少女の成長物語としては王道といえるのだけど、うーん、全体的に惜しい・・・・・・
もうちょっと刺繍や裁縫の描写に力を入れてほしかったかな、と思いました。

☆あらすじ☆
幼い頃に両親と生き別れたレリンは、奨学金で女学校へ通い、国の最高位・王宮裁縫師を夢見ていた。だが、全校が注目するエリート騎士・フォルスと謎の美少女転入生と出逢い、天賦の才を見出されたことで事件が…!?
フランチェスカ王国を統べる女王の服を仕立てる者は、国最高位の“王宮裁縫師”(ロイヤル・クチュリエール)の称号を与えられるーー
幼い頃に両親と生き別れるも天才的な刺繍の腕を持つレリン。女学校に通う中、全校生徒が“王子様”と憧れる騎士フォルスと出逢い、彼の支えで王宮裁縫師に挑むことに。
そんな時、王女編入の噂が流れ事件が…!?
「あなたには、夢がありますか」少女は縫い裁つ力で運命を切り開く。

以下、ネタバレありの感想です。

 

名君である女王の統治下で、平民であってもチャンスを掴むことができる国・フランチェスカ。
貴族と平民が共に学ぶことのできる聖堂学校に所属する女学生・レリンは、裁縫師になることを夢見ていた。

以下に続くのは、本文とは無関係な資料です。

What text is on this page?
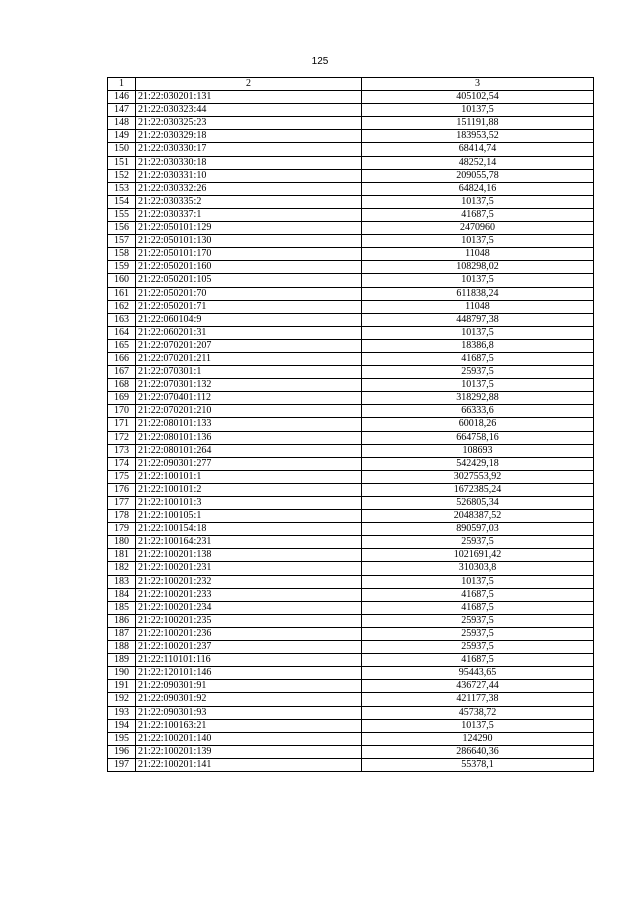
125
1	2	3
146	21:22:030201:131	405102,54
147	21:22:030323:44	10137,5
148	21:22:030325:23	151191,88
149	21:22:030329:18	183953,52
150	21:22:030330:17	68414,74
151	21:22:030330:18	48252,14
152	21:22:030331:10	209055,78
153	21:22:030332:26	64824,16
154	21:22:030335:2	10137,5
155	21:22:030337:1	41687,5
156	21:22:050101:129	2470960
157	21:22:050101:130	10137,5
158	21:22:050101:170	11048
159	21:22:050201:160	108298,02
160	21:22:050201:105	10137,5
161	21:22:050201:70	611838,24
162	21:22:050201:71	11048
163	21:22:060104:9	448797,38
164	21:22:060201:31	10137,5
165	21:22:070201:207	18386,8
166	21:22:070201:211	41687,5
167	21:22:070301:1	25937,5
168	21:22:070301:132	10137,5
169	21:22:070401:112	318292,88
170	21:22:070201:210	66333,6
171	21:22:080101:133	60018,26
172	21:22:080101:136	664758,16
173	21:22:080101:264	108693
174	21:22:090301:277	542429,18
175	21:22:100101:1	3027553,92
176	21:22:100101:2	1672385,24
177	21:22:100101:3	526805,34
178	21:22:100105:1	2048387,52
179	21:22:100154:18	890597,03
180	21:22:100164:231	25937,5
181	21:22:100201:138	1021691,42
182	21:22:100201:231	310303,8
183	21:22:100201:232	10137,5
184	21:22:100201:233	41687,5
185	21:22:100201:234	41687,5
186	21:22:100201:235	25937,5
187	21:22:100201:236	25937,5
188	21:22:100201:237	25937,5
189	21:22:110101:116	41687,5
190	21:22:120101:146	95443,65
191	21:22:090301:91	436727,44
192	21:22:090301:92	421177,38
193	21:22:090301:93	45738,72
194	21:22:100163:21	10137,5
195	21:22:100201:140	124290
196	21:22:100201:139	286640,36
197	21:22:100201:141	55378,1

仲良くなった転入生・ジェーンの正体を知って驚いたり、憧れの騎士・フォルスと仲良くなったり、裁縫師の夢への第一歩である王宮審査会への挑戦を決意したりと、物語はレリンの賑やかな学園生活を描いていきます。

 

裁縫師を目指す少女の成長譚、女学生と青年騎士の恋の物語、養父一家からの虐待などなど、様々な出来事の中でのレリンの心理描写は丁寧で読み応えを感じました。
ただ、うーん、なんかこう、シンデレラ的なストーリーと成長譚が微妙に混ざりきれていないというか・・・・・・そこらへんがちょっと気になったり。

 

個人的に一番読みたかったのは「裁縫師を目指すレリンの奮闘と成長の物語」だったんですよね。
なので、その山場だと思っていた王宮審査会のシーンがあっさり終わったのが個人的にはとても残念でした。
審査会の最中に作品を作るのだし、もう少し刺繍の描写を厚くしてほしかったかなぁ。
あと寝転がって見上げた空というモチーフは具体的にイメージしやすくて素敵だったので、それに対応するエピソードもほしかったです。
読者的にもっと思い入れを持てる印象的なシーンをクライマックスに刺繍で再現してほしかったというか。
素人の安直な考えかもしれませんが・・・・・・ううむ・・・・・・

 

この作品で一番インパクトがあって描写も厚かったのは、養父母一家からの虐待シーン。
すごいシンデレラみを感じました。
ただ、タイトル的な期待で言えば、ヒス持ちの小悪党にヒロインがイジメられるシーンはそんなに望んでなかったというか。ううむ、あんまり読んでて気持ち良くもないですし。

 

不満の多い感想で申し訳ないのだけど、レリンとフォルスの恋と、レリンとルディアの友情はとても素敵でした。
フォルスの粘着な恋心はなかなかに気持ち悪くて(褒めてる)良いですね〜。裏表の激しいヒーローは大好物ですw
個人的にはレリンにはルディアと仲良しこよしになってフォルスがぐぬぬってる図がもっと見たかったかなー。フォルスはルディアにニヤニヤいじられてるときが一番輝いていたと思いますw

 

新人賞作品だし、シリーズ化するかな?
次は1冊まるまる学園モノとして描いてほしいかな。期待しています。